6. Há, é certo, a súmula 156 do STJ, segundo a qual “a prestação de serviço de composição gráfica, personalizada e sob encomenda, ainda que envolva fornecimento de mercadorias, esta sujeita, apenas, ao ISS”. Todavia, seu enunciado não é incompatível com o entendimento ora defendido. Pelo contrário: também essa súmula tem como pressuposto que os serviços de impressão gráfica sejam preponderantes. Aliás, nos precedentes que deram origem à edição da súmula 156, estavam envolvidas, em todos eles, contribuintes cujas atividades eram de produção gráfica: no REsp 1.235 (DJ de 16.09.91), a Palmares Impressora Litográfica Ltda.; no REsp 5.808-0 (DJ de 17.12.92) a Magno Print Autoadesivos Ltda.; no REsp 18.992-0 (DJ de 10.10.94), a Indústria Gráfica Domus Ltda.; no REsp 33.414 (DJ de 19.12.94), as Indústrias Gráficas Massioli Ltda.; no REsp 37.548-7 (DJ de 11.10.93) a Riberplex Serviços Gráficos Ltda.; no REsp 44.892-1 (DJ de 22.05.95), a Gegraf Indústria Gráfica Geral S/A; e no REsp 61.914-9 (DJ de 22.05.95), a Sasun Indústria de Produtos Termo Transferíveis Ltda., fornecedora, segundo o acórdão, de “estampas adesivas”.

7. Pode-se afirmar, portanto, sem contradizer a súmula, que a fabricação de produtos, ainda que envolva secundariamente serviços de impressão gráfica, não está sujeita ao ISS.

Reconhece-se que a questão não está bem definida no STJ. Há, com efeito, precedentes que infirmam o entendimento aqui sustentado, como se pode verificar, por exemplo, do Ag.Rg. no Agravo de Instrumento 454.156-SP, 2ª Turma, Min. João Otávio de Noronha (DJ de 03/05/2004), com a seguinte ementa:

“TRIBUTÁRIO. EMBALAGEM PERSONALIZADA DE PRODUTOS. SERVIÇO DE COMPOSIÇÃO GRÁFICA. INCIDÊNCIA DO ISS.

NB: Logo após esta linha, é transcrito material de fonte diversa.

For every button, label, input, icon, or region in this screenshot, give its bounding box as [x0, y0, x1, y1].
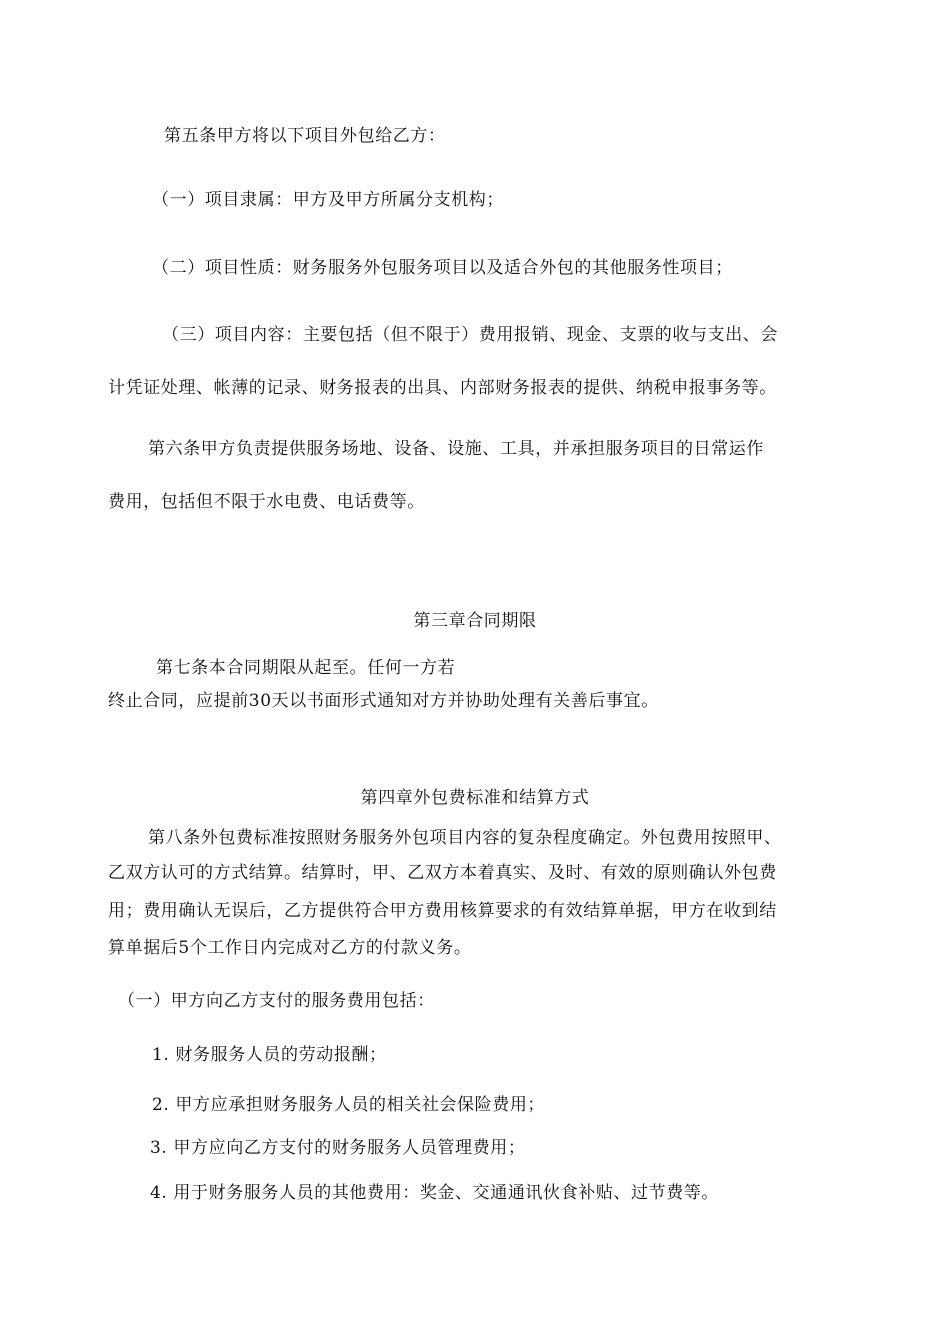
article5-item3-line1: （三）项目内容：主要包括（但不限于）费用报销、现金、支票的收与支出、会 — [162, 325, 778, 345]
fee-item-4: 4. 用于财务服务人员的其他费用：奖金、交通通讯伙食补贴、过节费等。 — [150, 1183, 720, 1203]
article8-line4: 算单据后5个工作日内完成对乙方的付款义务。 — [108, 938, 472, 958]
article5-item2: （二）项目性质：财务服务外包服务项目以及适合外包的其他服务性项目； — [152, 258, 733, 278]
fee-item-1: 1. 财务服务人员的劳动报酬； — [152, 1045, 387, 1065]
fees-intro: （一）甲方向乙方支付的服务费用包括： — [118, 991, 435, 1011]
article8-line3: 用；费用确认无误后，乙方提供符合甲方费用核算要求的有效结算单据，甲方在收到结 — [108, 901, 777, 921]
article8-line2: 乙双方认可的方式结算。结算时，甲、乙双方本着真实、及时、有效的原则确认外包费 — [108, 863, 777, 883]
article5-item3-line2: 计凭证处理、帐薄的记录、财务报表的出具、内部财务报表的提供、纳税申报事务等。 — [108, 378, 777, 398]
article6-line1: 第六条甲方负责提供服务场地、设备、设施、工具，并承担服务项目的日常运作 — [148, 439, 764, 459]
article7-line1: 第七条本合同期限从起至。任何一方若 — [156, 658, 456, 678]
article5-item1: （一）项目隶属：甲方及甲方所属分支机构； — [152, 190, 504, 210]
chapter3-heading: 第三章合同期限 — [413, 611, 537, 631]
chapter4-heading: 第四章外包费标准和结算方式 — [360, 788, 590, 808]
article7-line2: 终止合同，应提前30天以书面形式通知对方并协助处理有关善后事宜。 — [108, 691, 659, 711]
fee-item-2: 2. 甲方应承担财务服务人员的相关社会保险费用； — [152, 1095, 546, 1115]
article8-line1: 第八条外包费标准按照财务服务外包项目内容的复杂程度确定。外包费用按照甲、 — [148, 828, 782, 848]
article5-title: 第五条甲方将以下项目外包给乙方： — [164, 126, 446, 146]
fee-item-3: 3. 甲方应向乙方支付的财务服务人员管理费用； — [150, 1138, 526, 1158]
article6-line2: 费用，包括但不限于水电费、电话费等。 — [108, 492, 425, 512]
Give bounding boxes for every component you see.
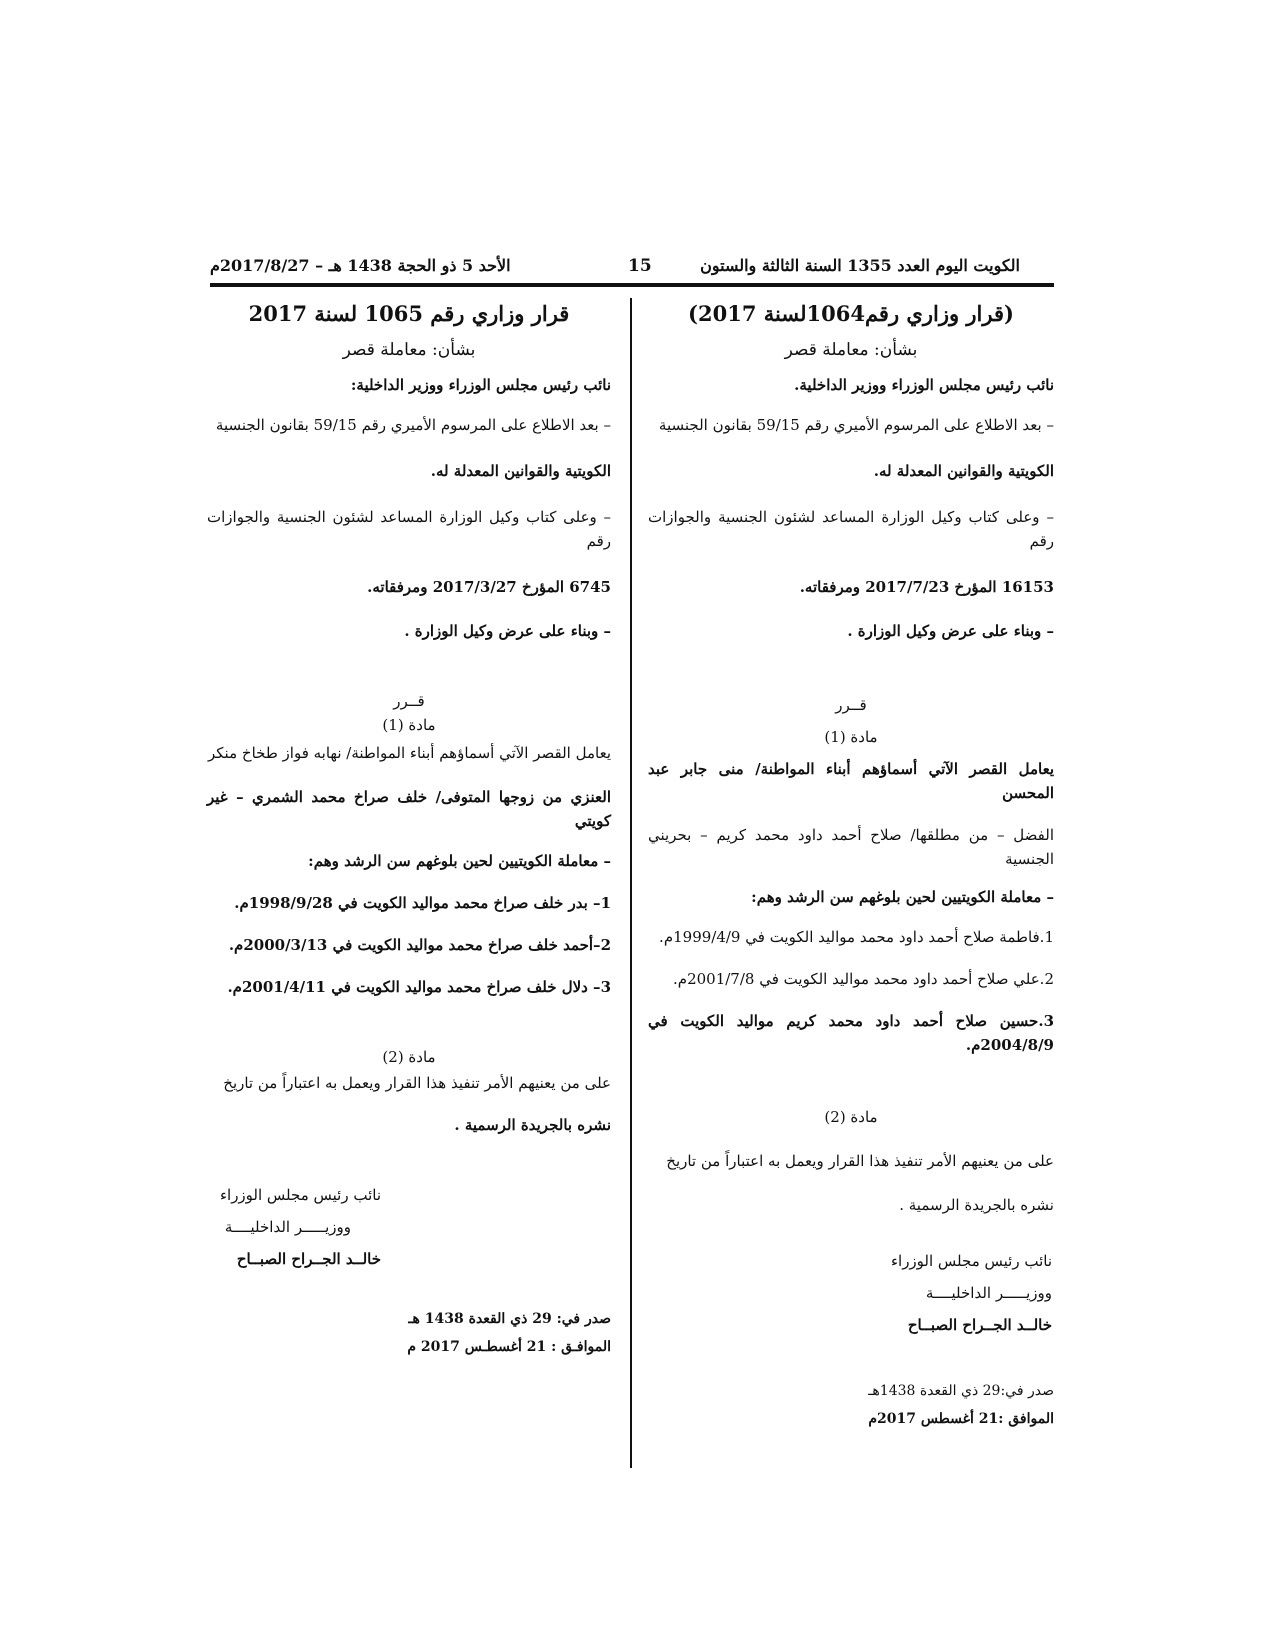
article-text: على من يعنيهم الأمر تنفيذ هذا القرار ويعمل به اعتباراً من تاريخ [223, 1074, 611, 1092]
signatory-title: ووزيـــــر الداخليــــة [925, 1284, 1052, 1302]
article-heading: مادة (2) [382, 1048, 436, 1066]
preamble-line: – وعلى كتاب وكيل الوزارة المساعد لشئون الجنسية والجوازات رقم [207, 508, 611, 550]
gazette-issue-info: الكويت اليوم العدد 1355 السنة الثالثة والستون [700, 256, 1020, 275]
article-text: – معاملة الكويتيين لحين بلوغهم سن الرشد وهم: [308, 852, 611, 870]
article-heading: مادة (1) [824, 728, 878, 746]
minor-entry: 3– دلال خلف صراخ محمد مواليد الكويت في 2001/4/11م. [227, 978, 611, 996]
decision-1065 [207, 295, 611, 1361]
preamble-line: – وبناء على عرض وكيل الوزارة . [404, 622, 611, 640]
article-text: العنزي من زوجها المتوفى/ خلف صراخ محمد الشمري – غير كويتي [207, 788, 611, 830]
article-text: الفضل – من مطلقها/ صلاح أحمد داود محمد كريم – بحريني الجنسية [648, 826, 1054, 868]
preamble-line: 6745 المؤرخ 2017/3/27 ومرفقاته. [367, 578, 611, 596]
article-text: يعامل القصر الآتي أسماؤهم أبناء المواطنة/ منى جابر عبد المحسن [648, 760, 1054, 802]
minor-entry: 2.علي صلاح أحمد داود محمد مواليد الكويت في 2001/7/8م. [673, 970, 1054, 988]
decision-subject: بشأن: معاملة قصر [342, 340, 476, 360]
signatory-name: خالــد الجــراح الصبــاح [907, 1316, 1052, 1334]
issue-date-block [207, 1305, 611, 1361]
preamble-line: 16153 المؤرخ 2017/7/23 ومرفقاته. [799, 578, 1054, 596]
decision-title: قرار وزاري رقم 1065 لسنة 2017 [248, 301, 570, 326]
article-text: على من يعنيهم الأمر تنفيذ هذا القرار ويعمل به اعتباراً من تاريخ [666, 1152, 1054, 1170]
decided-heading: قــرر [393, 692, 425, 710]
article-text: نشره بالجريدة الرسمية . [899, 1196, 1054, 1214]
issuing-authority: نائب رئيس مجلس الوزراء ووزير الداخلية: [350, 376, 611, 394]
issue-date: صدر في:29 ذي القعدة 1438هـ [868, 1383, 1054, 1399]
decided-heading: قــرر [835, 696, 867, 714]
column-divider [630, 298, 632, 1468]
signatory-title: نائب رئيس مجلس الوزراء [890, 1252, 1052, 1270]
issue-date-block [648, 1377, 1054, 1433]
issue-date: صدر في: 29 ذي القعدة 1438 هـ [408, 1311, 611, 1327]
preamble-line: – بعد الاطلاع على المرسوم الأميري رقم 59/15 بقانون الجنسية [215, 416, 611, 434]
decision-title: (قرار وزاري رقم1064لسنة 2017) [688, 301, 1014, 326]
article-heading: مادة (2) [824, 1108, 878, 1126]
minor-entry: 1.فاطمة صلاح أحمد داود محمد مواليد الكويت في 1999/4/9م. [659, 928, 1054, 946]
minor-entry: 1– بدر خلف صراخ محمد مواليد الكويت في 1998/9/28م. [234, 894, 611, 912]
signature-block [862, 1245, 1052, 1341]
preamble-line: الكويتية والقوانين المعدلة له. [430, 462, 611, 480]
signature-block [201, 1179, 381, 1275]
decision-subject: بشأن: معاملة قصر [784, 340, 918, 360]
header-divider [210, 283, 1054, 287]
article-heading: مادة (1) [382, 716, 436, 734]
gregorian-date: الموافق :21 أغسطس 2017م [868, 1411, 1054, 1427]
minor-entry: 2–أحمد خلف صراخ محمد مواليد الكويت في 2000/3/13م. [228, 936, 611, 954]
signatory-title: نائب رئيس مجلس الوزراء [219, 1186, 381, 1204]
preamble-line: – وعلى كتاب وكيل الوزارة المساعد لشئون الجنسية والجوازات رقم [648, 508, 1054, 550]
signatory-name: خالــد الجــراح الصبــاح [236, 1250, 381, 1268]
signatory-title: ووزيـــــر الداخليــــة [224, 1218, 351, 1236]
header-date: الأحد 5 ذو الحجة 1438 هـ – 2017/8/27م [210, 256, 511, 275]
page-number: 15 [628, 256, 652, 276]
preamble-line: – بعد الاطلاع على المرسوم الأميري رقم 59/15 بقانون الجنسية [658, 416, 1054, 434]
decision-1064 [648, 295, 1054, 1433]
minor-entry: 3.حسين صلاح أحمد داود محمد كريم مواليد الكويت في 2004/8/9م. [648, 1012, 1054, 1054]
preamble-line: – وبناء على عرض وكيل الوزارة . [847, 622, 1054, 640]
preamble-line: الكويتية والقوانين المعدلة له. [873, 462, 1054, 480]
gregorian-date: الموافـق : 21 أغسطـس 2017 م [407, 1339, 611, 1355]
article-text: – معاملة الكويتيين لحين بلوغهم سن الرشد وهم: [751, 888, 1054, 906]
article-text: نشره بالجريدة الرسمية . [454, 1116, 611, 1134]
article-text: يعامل القصر الآتي أسماؤهم أبناء المواطنة/ نهابه فواز طخاخ منكر [208, 744, 611, 762]
issuing-authority: نائب رئيس مجلس الوزراء ووزير الداخلية. [794, 376, 1054, 394]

1. É iterativa a orientação desta Corte no sentido de que os impressos encomendados e personalizados, como rótulos, embalagens e etiquetas, consistindo em serviços de composição gráfica, estão sujeitos ao ISS, e não ao ICMS.

2. Agravo regimental provido para conhecer do agravo de instrumento e dar provimento ao recurso especial.”

Mas há também precedentes em outro sentido, como o do Resp 470577/SP, da mesma 2ª Turma, Min. Eliana Calmon, DJ de 28.06.2004, com a seguinte ementa:

“TRIBUTÁRIO. ICMS. MATERIAL DE EMBALAGEM CONFECCIONADA COM PRODUTOS METÁLICOS E ACABAMENTO GRÁFICO.

1. As embalagens fabricadas pela empresa são de material metálico, com acabamento gráfico, preponderando a utilização do produto metálico sobre o material gráfico, o que a faz contribuinte do ICMS.

2. É irrelevante para o exame da incidência do imposto, se ICMS ou ISS, o fato de serem as embalagens feitas sob encomenda.

3. Recurso especial desprovido.”

7. Ante o exposto, dou provimento ao recurso especial para julgar procedente o pedido, invertidos os ônus sucumbenciais fixados na sentença. É o voto.